A imagem mostra uma parede com vários cartazes. À esquerda, há um grande cartaz preto e branco de uma pessoa com barba e bigode, vestindo terno e gravata. A pessoa está sorrindo, e abaixo da imagem há um texto que não está totalmente visível devido ao ângulo da fotografia. À direita, há vários cartazes menores vermelhos com texto branco em negrito repetindo as palavras “OCUPAR,” “RESISTIR,” em letras maiúsculas. Esses cartazes estão dispostos em duas colunas; alguns estão diretamente na parede, enquanto outros se sobrepõem aos já existentes.
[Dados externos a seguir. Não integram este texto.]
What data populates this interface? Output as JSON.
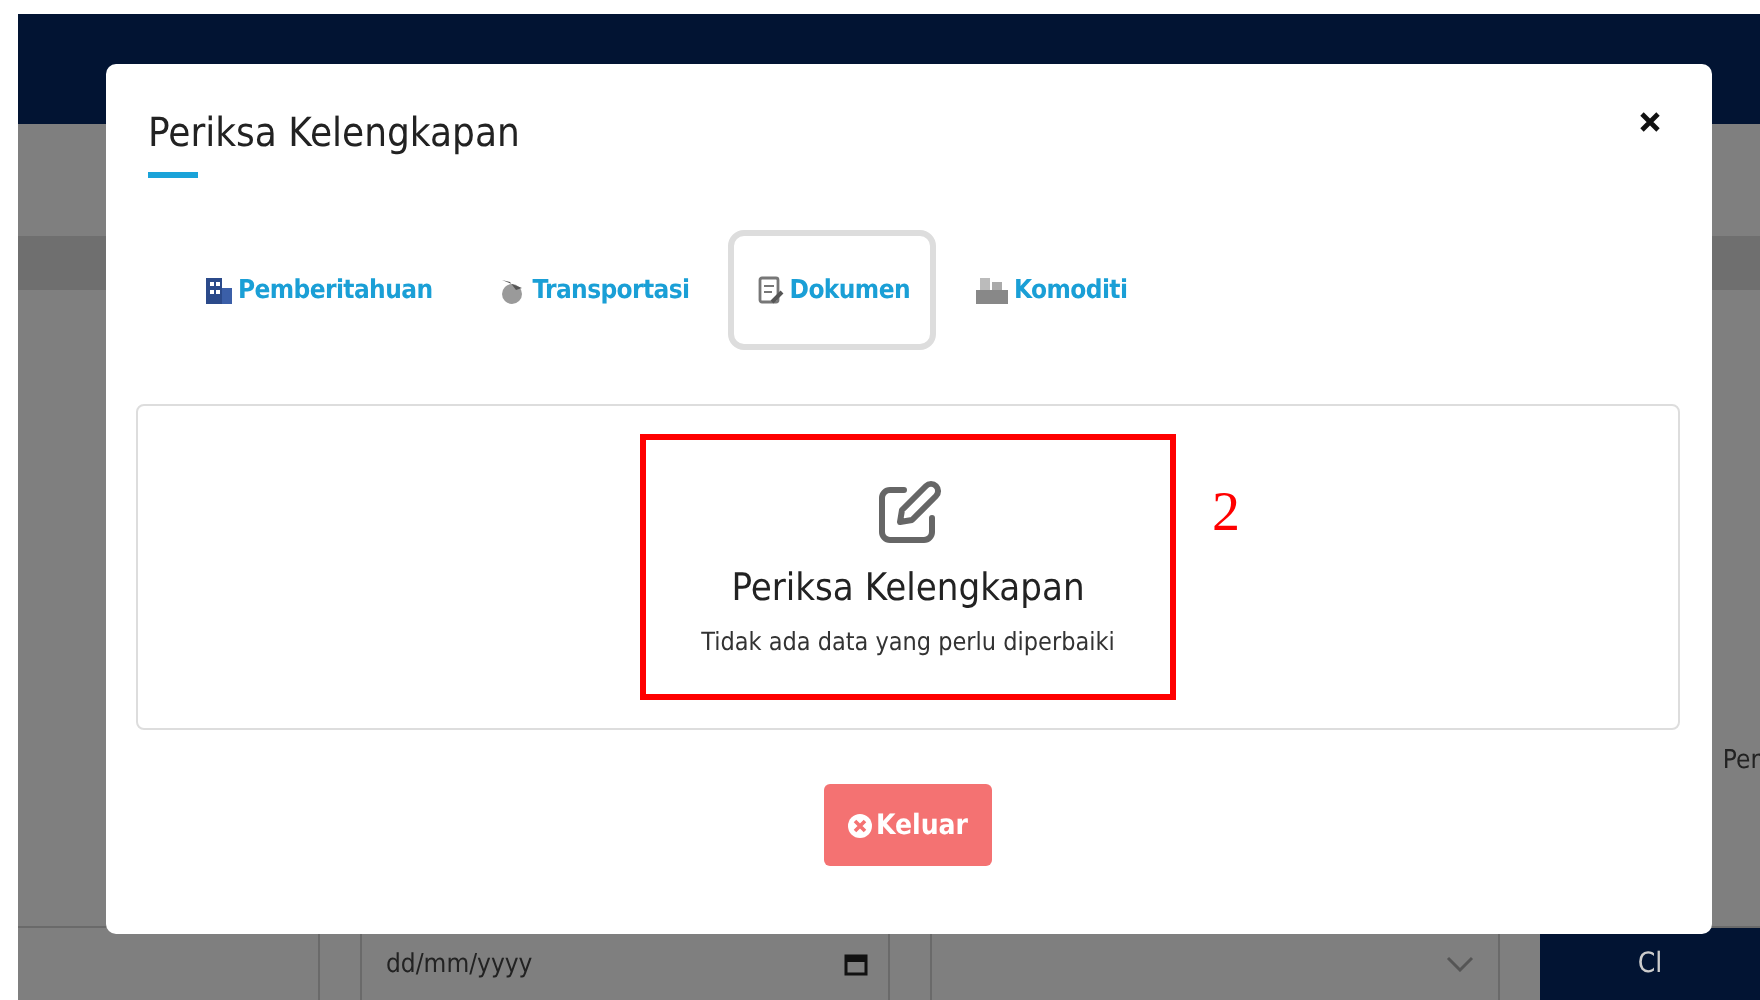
{
  "background": {
    "side_text": "Per",
    "date_field": {
      "placeholder": "dd/mm/yyyy"
    },
    "action_button": "Cl"
  },
  "modal": {
    "title": "Periksa Kelengkapan",
    "tabs": [
      {
        "label": "Pemberitahuan",
        "selected": false
      },
      {
        "label": "Transportasi",
        "selected": false
      },
      {
        "label": "Dokumen",
        "selected": true
      },
      {
        "label": "Komoditi",
        "selected": false
      }
    ],
    "panel": {
      "heading": "Periksa Kelengkapan",
      "message": "Tidak ada data yang perlu diperbaiki"
    },
    "annotation": "2",
    "exit_button": "Keluar"
  }
}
A parede de fundo parece envelhecida, com desgaste visível e algumas marcas de grafite.
Crédito: Arnaldo Sete/Marco Zero

*Professora-adjunta do departamento de Arquitetura e Urbanismo da Universidade Federal de Pernambuco (UFPE) e do programa de pós-graduação em Desenvolvimento Urbano (PPG-MDU/UFPE), coordenadora da Comunidade Interdisciplinar de Ação, Pesquisa e Aprendizagem (Ciapa/UFPE) e integrante do Núcleo Recife do Observatório das Metrópoles). Representa a UFPE no Conselho da Cidade do Recife (Concidade) e no Fórum do Prezeis.

**Advogada, mestra pelo programa de pós-graduação em Direitos Humanos (PPGDH/UFPE) e doutoranda do Programa de Pós-graduação em Desenvolvimento Urbano (PPG-MDU/UFPE). É pesquisadora da Ciapa/UFPE e do Núcleo Recife do Observatório das Metrópoles.